Yuri Nikiforov, a native of Minsk, Belarus, and now director of the University of Pittsburgh School of Medicine's Division of Molecular Anatomic Pathology, was completing his medical training when the accident occurred. In time, he was summoned to Chernobyl to treat radiation victims and still has a bank of blood samples he collected that he hopes will provide important insight into how the accident affected human health.
His research on the molecular basis of thyroid cancer describes how radiation damages DNA, and why that damage causes cancer in some but not others. He said he's planning an announcement about his findings in coming months.
Both Pittsburgh physicians agree: Government secrecy about Chernobyl heightened the health impact.
Childhood thyroid cancers from exposure to radioactive iodine began showing up five years after the accident; estimates are 6,000 to 10,000 more cases than would be expected of that cancer. The Soviet government could have prevented many of those cancers by announcing the accident immediately and distributing potassium iodide pills to saturate the thyroid gland with safe iodine and protect it against the radioactive kind.
"Most [of the thyroid cancers] could have been avoided if the government had released information not to drink the milk and eat fresh greens," Dr. Nikiforov said, noting that the fallout contaminated crops, food and pastures. "It could have cut the cases by more than half."

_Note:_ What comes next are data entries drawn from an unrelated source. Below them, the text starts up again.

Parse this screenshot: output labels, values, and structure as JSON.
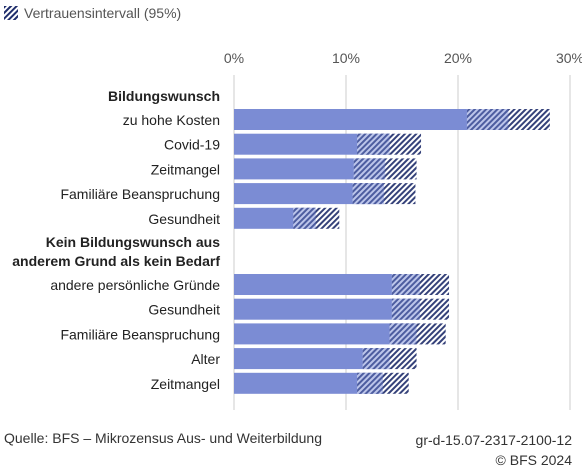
{
  "legend": {
    "label": "Vertrauensintervall (95%)"
  },
  "footer": {
    "source": "Quelle: BFS – Mikrozensus Aus- und Weiterbildung",
    "code": "gr-d-15.07-2317-2100-12",
    "copyright": "© BFS 2024"
  },
  "colors": {
    "bar": "#7b8cd4",
    "ci": "#1f2d6b",
    "grid": "#cccccc"
  },
  "chart_data": {
    "type": "bar",
    "orientation": "horizontal",
    "xlim": [
      0,
      30
    ],
    "x_ticks": [
      "0%",
      "10%",
      "20%",
      "30%"
    ],
    "grid": true,
    "groups": [
      {
        "label": "Bildungswunsch",
        "label_lines": [
          "Bildungswunsch"
        ],
        "items": [
          {
            "label": "zu hohe Kosten",
            "value": 24.5,
            "ci": [
              20.8,
              28.2
            ]
          },
          {
            "label": "Covid-19",
            "value": 13.9,
            "ci": [
              11.0,
              16.7
            ]
          },
          {
            "label": "Zeitmangel",
            "value": 13.5,
            "ci": [
              10.7,
              16.3
            ]
          },
          {
            "label": "Familiäre Beanspruchung",
            "value": 13.4,
            "ci": [
              10.6,
              16.2
            ]
          },
          {
            "label": "Gesundheit",
            "value": 7.3,
            "ci": [
              5.3,
              9.4
            ]
          }
        ]
      },
      {
        "label": "Kein Bildungswunsch aus anderem Grund als kein Bedarf",
        "label_lines": [
          "Kein Bildungswunsch aus",
          "anderem Grund als kein Bedarf"
        ],
        "items": [
          {
            "label": "andere persönliche Gründe",
            "value": 16.6,
            "ci": [
              14.1,
              19.2
            ]
          },
          {
            "label": "Gesundheit",
            "value": 16.6,
            "ci": [
              14.1,
              19.2
            ]
          },
          {
            "label": "Familiäre Beanspruchung",
            "value": 16.3,
            "ci": [
              13.9,
              18.9
            ]
          },
          {
            "label": "Alter",
            "value": 13.9,
            "ci": [
              11.5,
              16.3
            ]
          },
          {
            "label": "Zeitmangel",
            "value": 13.3,
            "ci": [
              11.0,
              15.6
            ]
          }
        ]
      }
    ]
  }
}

He said 80 percent of the thyroid cancers occurred in children living at the time within 50 miles of Chernobyl, with the remaining 20 percent occurring in children living within 200 miles of the damaged Reactor No. 4. Remaining questions are whether strontium and cesium, radioactive elements with long half lives released during the accident, will cause excess lung, bone and other cancers in coming years. Cases of leukemia, high in Japan after two atomic-bomb blasts, are not elevated in Ukraine, but doctors continue watching for signs of additional problems.
The worst cases of radiation sickness during the accident were treated in Moscow, but Dr. Kirichenko said he treated emergency rescue workers in Kiev with symptoms of serious radiation sickness, including fatigue.

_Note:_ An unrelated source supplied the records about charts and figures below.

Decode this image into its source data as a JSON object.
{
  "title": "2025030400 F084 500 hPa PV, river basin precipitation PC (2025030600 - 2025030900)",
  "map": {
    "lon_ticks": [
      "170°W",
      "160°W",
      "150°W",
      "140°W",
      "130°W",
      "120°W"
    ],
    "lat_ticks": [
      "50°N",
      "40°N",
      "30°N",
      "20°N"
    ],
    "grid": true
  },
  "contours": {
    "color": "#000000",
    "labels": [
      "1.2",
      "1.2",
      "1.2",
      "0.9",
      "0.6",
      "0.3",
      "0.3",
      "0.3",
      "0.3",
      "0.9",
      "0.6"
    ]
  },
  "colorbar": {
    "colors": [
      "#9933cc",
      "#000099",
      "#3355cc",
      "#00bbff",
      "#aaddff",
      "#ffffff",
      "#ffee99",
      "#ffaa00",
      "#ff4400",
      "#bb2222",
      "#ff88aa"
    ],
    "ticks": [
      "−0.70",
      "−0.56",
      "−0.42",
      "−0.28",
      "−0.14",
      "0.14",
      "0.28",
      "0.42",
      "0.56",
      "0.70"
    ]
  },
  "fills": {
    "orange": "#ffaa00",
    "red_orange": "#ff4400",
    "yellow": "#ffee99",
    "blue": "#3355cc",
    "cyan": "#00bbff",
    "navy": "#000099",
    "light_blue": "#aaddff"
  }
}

The Chernobyl accident released 50 million "curies," a measurement of radioactivity, within the first week of the accident, equivalent to what dozens of Hiroshima atomic bombs would produce, Dr. Kirichenko said. About 30 percent of that radiation release was in the form of radioactive iodine. However, Chernobyl proved less deadly due to the types of radiation exposure and manner of radioactivity release, he said.
Radioactive iodine, with a half life of only eight days, decays rapidly, so quick preventive action to limit exposure is important.
Dr. Kirichenko, his son Vladimir, and colleague Ernest D. Werts, also of Allegheny General Hospital, are seeking to publish a review study that describes the concentration and spread of Chernobyl's radiation contamination, its environmental and health impacts, and results of countermeasures. The study notes that children and pregnant women were most prone to radiation health damage.
"I think we learned a lot, but we should learn more -- how to manage a disaster of this scale, how to manage contaminated land, ways that the contaminated land can be reused and the long-term health effects of the low-dose irradiation," Dr. Kirichenko said.
Chernobyl also can teach preparedness for nuclear accidents. Such accidents and events differ widely but provide rare chances to turn potential disasters into educational opportunities.
Chernobyl, Dr. Kirichenko said, "changed our lives completely."